Hunter had long been considered the sort of superstar who could revive a sport still trying to figure out what it had lost since its 1980s heyday. Young, handsome, discernibly cheeky and grounded in his home county, he was dubbed 'The Beckham of the Baize' and played the game in his own image.
When he arrived at Wembley for his Masters debut, Hunter was not necessarily expected to end the week lifting a trophy which, today, is named in his honour.
Seeded 14, he was drawn to face defending champion and close friend Matthew Stevens in the first round, with Ronnie O'Sullivan and Stephen Hendry potentially standing in his way on undoubtedly the tougher side of the draw.
But this was a Masters of surprises, top to bottom, and after edging past Stevens, dominating against Peter Ebdon and holding firm to beat Hendry, Hunter was into the final, where he would face Ireland's Fergal O'Brien.
Things didn't go to plan and, trailing 6-2 after the first session, Hunter needed to break the cycle. And so, he and partner Lindsey headed to their hotel room and began a tradition: have sex, win title.

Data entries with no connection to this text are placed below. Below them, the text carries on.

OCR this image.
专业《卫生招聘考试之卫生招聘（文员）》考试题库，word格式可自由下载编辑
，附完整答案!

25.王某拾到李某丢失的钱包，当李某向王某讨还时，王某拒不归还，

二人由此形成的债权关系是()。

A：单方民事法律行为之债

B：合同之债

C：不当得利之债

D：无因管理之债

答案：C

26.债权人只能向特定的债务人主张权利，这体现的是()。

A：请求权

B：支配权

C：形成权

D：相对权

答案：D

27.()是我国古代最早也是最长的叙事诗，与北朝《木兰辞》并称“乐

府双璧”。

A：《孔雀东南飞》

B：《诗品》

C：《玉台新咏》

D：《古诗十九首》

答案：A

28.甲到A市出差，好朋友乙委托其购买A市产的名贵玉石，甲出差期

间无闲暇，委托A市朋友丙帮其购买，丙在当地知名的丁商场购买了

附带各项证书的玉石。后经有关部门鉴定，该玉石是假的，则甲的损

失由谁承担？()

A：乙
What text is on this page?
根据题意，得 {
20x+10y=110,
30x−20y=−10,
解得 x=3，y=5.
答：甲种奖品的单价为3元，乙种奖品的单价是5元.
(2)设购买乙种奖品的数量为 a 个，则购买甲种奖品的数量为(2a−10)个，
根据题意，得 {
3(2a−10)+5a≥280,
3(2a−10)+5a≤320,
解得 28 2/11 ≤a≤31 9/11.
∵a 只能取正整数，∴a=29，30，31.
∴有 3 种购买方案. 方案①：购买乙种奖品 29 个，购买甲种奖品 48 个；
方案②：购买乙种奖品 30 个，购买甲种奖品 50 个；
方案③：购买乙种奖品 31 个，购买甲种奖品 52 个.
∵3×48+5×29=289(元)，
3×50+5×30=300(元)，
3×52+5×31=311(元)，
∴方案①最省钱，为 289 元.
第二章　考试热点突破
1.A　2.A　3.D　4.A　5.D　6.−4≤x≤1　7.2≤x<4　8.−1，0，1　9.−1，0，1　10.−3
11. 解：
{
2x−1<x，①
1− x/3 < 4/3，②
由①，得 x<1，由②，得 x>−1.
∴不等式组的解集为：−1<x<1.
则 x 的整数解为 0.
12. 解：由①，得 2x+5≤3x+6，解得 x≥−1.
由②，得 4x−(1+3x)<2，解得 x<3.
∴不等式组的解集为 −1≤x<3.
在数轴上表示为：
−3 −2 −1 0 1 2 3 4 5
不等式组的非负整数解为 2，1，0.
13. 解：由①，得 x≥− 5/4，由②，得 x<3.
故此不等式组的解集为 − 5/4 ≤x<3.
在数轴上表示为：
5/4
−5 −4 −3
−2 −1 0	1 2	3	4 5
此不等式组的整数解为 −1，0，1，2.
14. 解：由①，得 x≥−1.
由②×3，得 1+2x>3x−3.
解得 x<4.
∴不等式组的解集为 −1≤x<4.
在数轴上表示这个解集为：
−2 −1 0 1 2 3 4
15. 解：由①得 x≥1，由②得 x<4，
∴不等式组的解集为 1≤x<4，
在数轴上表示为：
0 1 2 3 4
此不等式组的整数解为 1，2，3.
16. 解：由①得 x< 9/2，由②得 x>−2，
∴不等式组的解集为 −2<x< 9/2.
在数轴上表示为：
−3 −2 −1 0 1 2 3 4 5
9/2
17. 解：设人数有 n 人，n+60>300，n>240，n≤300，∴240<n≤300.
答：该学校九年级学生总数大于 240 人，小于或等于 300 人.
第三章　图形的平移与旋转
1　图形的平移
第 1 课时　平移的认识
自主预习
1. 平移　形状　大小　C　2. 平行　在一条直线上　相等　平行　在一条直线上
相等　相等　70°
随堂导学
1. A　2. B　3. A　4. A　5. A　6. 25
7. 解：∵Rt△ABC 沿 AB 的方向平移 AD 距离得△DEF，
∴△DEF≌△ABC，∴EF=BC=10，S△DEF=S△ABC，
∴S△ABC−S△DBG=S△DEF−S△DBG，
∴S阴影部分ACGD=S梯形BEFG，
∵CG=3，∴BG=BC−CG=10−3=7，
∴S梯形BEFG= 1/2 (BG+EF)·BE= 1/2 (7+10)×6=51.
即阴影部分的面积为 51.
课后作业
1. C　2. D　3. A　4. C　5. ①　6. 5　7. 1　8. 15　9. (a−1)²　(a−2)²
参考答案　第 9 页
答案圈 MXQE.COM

Hunter returned to produce some of the most dazzling snooker of his career, breaks of 129, 101, 136 and 132 helping him complete a fabulous turnaround, four of five centuries registered in a tournament where nobody else managed more than two.
"Sex was the last thing on my mind, I just wasn't in the mood" he reflected afterwards. "But I had to do something to break the tension. It was a quick session – around 10 minutes or so – but I felt great afterwards. She jumped in the bath, I had a kip and then played like a dream. I reeled off four centuries in six frames. I won easily."
The following year, he returned to pull off the same trick - only this time as the top seed. Wins over Stephen Lee, Ebdon, and McManus had him back in the final, where surely he would burst from the blocks this time around having learned his lesson.
Apparently not. Hunter in fact lost each of the first five frames, but again he rallied, this time rattling off the next five - with another one of those hotel breaks inbetween.
Williams gained his revenge the following year, but back came Hunter in 2004, beating David Gray, Williams, and John Higgins, before coming up against a player no less rampant himself - on the table at least - in O'Sullivan.
The Rocket led 3-1, 4-1, 5-1 and 6-1, before a 127 break from Hunter gave him some impetus to take with him to the interval. By now, there was no changing the formula. Well, at least not in a broad sense.
"In the breaks, we did exactly the same," he later confirmed to Brian Viner. "Well, different positions, like."
Ronnie extended his lead again upon resumption, but then came another stirring fightback. Breaks of 102, 109 and 110 took Hunter's tally of centuries in the tournament to six this time - again, nobody else managed as many as three - and he was champion once more.
And that is how Paul Hunter will be remembered by those who witnessed three of the greatest comebacks in the history of this tournament, which came over a dizzying four-year spell of outright sexiness, on and off the table.
Honest, charming, fiercely competitive and with the world at his feet, Hunter was everything snooker needed. And then, so cruelly, he was no longer here. In October 2006, Hunter died of cancer, leaving behind a wife and a daughter, and a hole in his sport.
Eventually, World Snooker came to name this trophy in his honour, and well they should have.
There have been spells of greater dominance in The Masters - Hendry won the title every year for half a decade, seldom coming under significant pressure - but the finest comebacks all belong to one man, who so desperately wanted to become world champion one day.
Surely, Paul Hunter would have gone on to achieve all that he dreamed of. He is sorely missed.